Toutes ces heures passées derrière leur écran à essayer de trouver la motivation. Rester connecté. Chambre, salle de bains, chambre, salon, chambre, cuisine, chambre, balcon, chambre. Ils se sont promenés dans l’appartement, un ordinateur boulet chevillé à leurs corps. Eteintes ou allumées, les caméras bleues s’étaient implantées dans leurs méninges du lundi au samedi matin. Les pauses ? 10 minutes max. Pour faire pipi,
ou fumer une cigarette. Qu’ils dorment ou qu’ils mangent, que la France soit confinée ou déconfinée, les caméras qu’ils ont appris à éduquer restèrent allumées. Parfois, en milieu d’après-midi des voix résonnaient dans le vide. Rester connecté. Les annonces de cours en demi-jauge resteront des annonces.

Soudain un lundi un miracle : une salle refuge apparaît : elle ouvre ses portes pour les étudiants exilés. Paf ! Le jeudi le refuge disparaît. Trop dangereux. Oh ! Demain cours en vrai ! Paf ! Le professeur a oublié de réserver la salle. Le corps universitaire s’est rendormi. Les portes de leurs chambres sont restées fermées, ils y resteront cloîtrés 10 mois.

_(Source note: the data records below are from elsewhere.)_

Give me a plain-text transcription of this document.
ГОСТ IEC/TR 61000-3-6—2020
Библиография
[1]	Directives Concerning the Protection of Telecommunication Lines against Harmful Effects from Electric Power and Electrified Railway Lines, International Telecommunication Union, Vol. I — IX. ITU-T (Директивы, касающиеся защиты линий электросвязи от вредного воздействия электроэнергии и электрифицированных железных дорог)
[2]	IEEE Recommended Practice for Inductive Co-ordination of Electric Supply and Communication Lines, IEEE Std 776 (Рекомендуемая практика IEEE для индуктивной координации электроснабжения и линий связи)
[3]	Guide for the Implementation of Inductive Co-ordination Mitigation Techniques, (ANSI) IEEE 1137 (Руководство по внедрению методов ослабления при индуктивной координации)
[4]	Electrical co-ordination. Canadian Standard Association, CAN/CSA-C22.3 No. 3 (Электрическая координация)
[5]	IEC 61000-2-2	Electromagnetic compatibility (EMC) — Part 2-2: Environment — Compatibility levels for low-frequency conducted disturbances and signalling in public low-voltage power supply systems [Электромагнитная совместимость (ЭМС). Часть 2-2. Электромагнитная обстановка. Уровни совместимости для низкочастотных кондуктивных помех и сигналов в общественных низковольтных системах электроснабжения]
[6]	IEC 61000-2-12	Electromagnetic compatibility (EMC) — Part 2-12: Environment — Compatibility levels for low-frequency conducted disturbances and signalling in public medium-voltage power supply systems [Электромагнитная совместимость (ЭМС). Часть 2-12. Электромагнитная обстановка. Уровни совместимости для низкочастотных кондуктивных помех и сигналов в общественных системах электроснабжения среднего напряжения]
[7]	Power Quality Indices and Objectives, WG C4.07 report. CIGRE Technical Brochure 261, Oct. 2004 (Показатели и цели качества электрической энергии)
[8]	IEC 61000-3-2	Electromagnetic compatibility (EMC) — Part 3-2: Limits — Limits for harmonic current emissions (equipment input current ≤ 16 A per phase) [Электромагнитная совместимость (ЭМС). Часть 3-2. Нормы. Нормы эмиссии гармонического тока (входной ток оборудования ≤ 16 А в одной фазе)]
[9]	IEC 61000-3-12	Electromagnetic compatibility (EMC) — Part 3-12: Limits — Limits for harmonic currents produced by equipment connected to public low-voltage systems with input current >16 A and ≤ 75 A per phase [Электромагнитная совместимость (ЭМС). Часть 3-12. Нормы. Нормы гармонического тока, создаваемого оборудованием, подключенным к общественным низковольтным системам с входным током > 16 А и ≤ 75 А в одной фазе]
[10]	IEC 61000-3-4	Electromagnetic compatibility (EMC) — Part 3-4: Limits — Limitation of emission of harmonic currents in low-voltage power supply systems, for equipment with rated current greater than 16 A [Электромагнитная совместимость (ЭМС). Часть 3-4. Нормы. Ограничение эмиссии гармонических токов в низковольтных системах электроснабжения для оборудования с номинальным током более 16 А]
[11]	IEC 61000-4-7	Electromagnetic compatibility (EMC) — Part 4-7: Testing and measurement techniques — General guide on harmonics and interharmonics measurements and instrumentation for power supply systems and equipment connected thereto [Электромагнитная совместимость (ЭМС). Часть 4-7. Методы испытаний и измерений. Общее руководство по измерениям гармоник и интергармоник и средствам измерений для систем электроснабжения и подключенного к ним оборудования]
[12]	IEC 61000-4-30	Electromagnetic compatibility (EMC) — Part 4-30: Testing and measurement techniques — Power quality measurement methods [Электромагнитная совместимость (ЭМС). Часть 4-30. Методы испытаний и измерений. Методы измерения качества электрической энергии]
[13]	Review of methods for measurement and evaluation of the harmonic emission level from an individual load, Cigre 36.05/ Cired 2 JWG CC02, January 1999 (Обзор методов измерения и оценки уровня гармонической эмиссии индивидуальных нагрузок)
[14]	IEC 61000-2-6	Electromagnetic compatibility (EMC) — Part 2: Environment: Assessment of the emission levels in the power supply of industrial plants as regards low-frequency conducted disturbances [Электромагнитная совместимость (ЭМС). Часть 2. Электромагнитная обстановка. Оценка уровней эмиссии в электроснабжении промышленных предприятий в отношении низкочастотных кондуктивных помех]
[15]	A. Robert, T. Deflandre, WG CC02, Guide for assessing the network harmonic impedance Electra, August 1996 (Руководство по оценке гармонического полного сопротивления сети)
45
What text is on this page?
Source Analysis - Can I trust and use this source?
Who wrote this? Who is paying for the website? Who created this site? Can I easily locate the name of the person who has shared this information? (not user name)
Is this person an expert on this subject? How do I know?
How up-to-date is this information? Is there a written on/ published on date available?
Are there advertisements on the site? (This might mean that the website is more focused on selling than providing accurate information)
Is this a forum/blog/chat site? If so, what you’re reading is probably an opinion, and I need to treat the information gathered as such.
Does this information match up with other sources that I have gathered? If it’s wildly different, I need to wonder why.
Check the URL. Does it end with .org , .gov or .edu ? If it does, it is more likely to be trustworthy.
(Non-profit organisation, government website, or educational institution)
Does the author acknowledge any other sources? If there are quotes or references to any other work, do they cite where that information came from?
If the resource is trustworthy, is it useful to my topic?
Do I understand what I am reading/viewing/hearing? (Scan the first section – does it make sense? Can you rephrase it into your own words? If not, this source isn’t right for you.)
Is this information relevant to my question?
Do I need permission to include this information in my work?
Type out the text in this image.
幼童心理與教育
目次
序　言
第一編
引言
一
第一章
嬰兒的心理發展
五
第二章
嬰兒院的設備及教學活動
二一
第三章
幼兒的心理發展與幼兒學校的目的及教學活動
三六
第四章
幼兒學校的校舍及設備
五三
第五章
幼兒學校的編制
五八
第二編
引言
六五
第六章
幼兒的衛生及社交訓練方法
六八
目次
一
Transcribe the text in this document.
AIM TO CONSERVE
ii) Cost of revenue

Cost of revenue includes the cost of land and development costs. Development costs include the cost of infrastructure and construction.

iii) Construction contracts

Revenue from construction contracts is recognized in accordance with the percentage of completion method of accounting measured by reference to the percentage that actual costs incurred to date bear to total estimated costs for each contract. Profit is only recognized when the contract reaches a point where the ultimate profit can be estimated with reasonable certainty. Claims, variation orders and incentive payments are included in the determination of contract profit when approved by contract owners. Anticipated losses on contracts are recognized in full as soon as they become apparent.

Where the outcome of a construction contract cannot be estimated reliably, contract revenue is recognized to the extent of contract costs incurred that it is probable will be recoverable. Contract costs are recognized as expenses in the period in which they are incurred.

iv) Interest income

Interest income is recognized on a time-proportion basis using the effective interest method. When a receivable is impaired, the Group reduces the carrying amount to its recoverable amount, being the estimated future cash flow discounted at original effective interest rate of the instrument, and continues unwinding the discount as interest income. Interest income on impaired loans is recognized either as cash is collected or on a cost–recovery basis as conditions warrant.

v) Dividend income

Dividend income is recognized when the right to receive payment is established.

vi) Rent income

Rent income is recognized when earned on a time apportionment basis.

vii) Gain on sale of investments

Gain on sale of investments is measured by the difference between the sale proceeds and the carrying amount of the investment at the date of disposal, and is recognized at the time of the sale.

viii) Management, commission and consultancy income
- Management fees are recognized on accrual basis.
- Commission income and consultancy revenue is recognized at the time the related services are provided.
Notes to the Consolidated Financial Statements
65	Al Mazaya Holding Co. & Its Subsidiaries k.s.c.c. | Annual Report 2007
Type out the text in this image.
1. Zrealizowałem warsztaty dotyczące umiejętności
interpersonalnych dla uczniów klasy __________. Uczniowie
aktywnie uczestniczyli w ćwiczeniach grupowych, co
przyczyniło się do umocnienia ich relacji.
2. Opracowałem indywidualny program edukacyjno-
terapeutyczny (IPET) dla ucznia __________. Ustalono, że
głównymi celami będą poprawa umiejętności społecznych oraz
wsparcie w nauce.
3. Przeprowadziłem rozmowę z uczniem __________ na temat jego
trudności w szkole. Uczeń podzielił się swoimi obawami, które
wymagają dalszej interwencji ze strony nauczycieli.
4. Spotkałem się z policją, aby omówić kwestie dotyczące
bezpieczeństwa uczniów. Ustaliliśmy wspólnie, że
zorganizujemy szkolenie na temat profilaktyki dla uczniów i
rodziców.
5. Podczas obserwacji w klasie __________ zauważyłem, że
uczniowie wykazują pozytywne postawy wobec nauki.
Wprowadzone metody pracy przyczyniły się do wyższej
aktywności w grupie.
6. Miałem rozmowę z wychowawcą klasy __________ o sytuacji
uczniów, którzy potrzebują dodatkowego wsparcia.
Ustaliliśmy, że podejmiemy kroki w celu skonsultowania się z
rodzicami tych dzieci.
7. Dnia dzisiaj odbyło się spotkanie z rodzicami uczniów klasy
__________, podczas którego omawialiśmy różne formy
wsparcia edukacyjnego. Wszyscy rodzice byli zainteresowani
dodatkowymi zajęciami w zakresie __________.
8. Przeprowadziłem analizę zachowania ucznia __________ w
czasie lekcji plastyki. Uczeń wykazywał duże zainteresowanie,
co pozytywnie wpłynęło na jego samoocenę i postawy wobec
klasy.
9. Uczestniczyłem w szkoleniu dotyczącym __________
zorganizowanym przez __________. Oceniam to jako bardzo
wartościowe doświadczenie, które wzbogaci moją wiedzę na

Entre temps, il y aura eu des jours discours, des jours cas contact, des jours de deuil, des jours covidés, des jours fous rires, des jours de fêtes, des jours festins, des jours clandestins, des jours chagrins, et des jours lumineux.

Lui a obtenu ses deux licences, mention Bien en Géographie, Assez Bien en Histoire. Elle, termine sa première année Carrières Sociales avec 14,5 de moyenne.

Je suis extrêmement fière de mes enfants.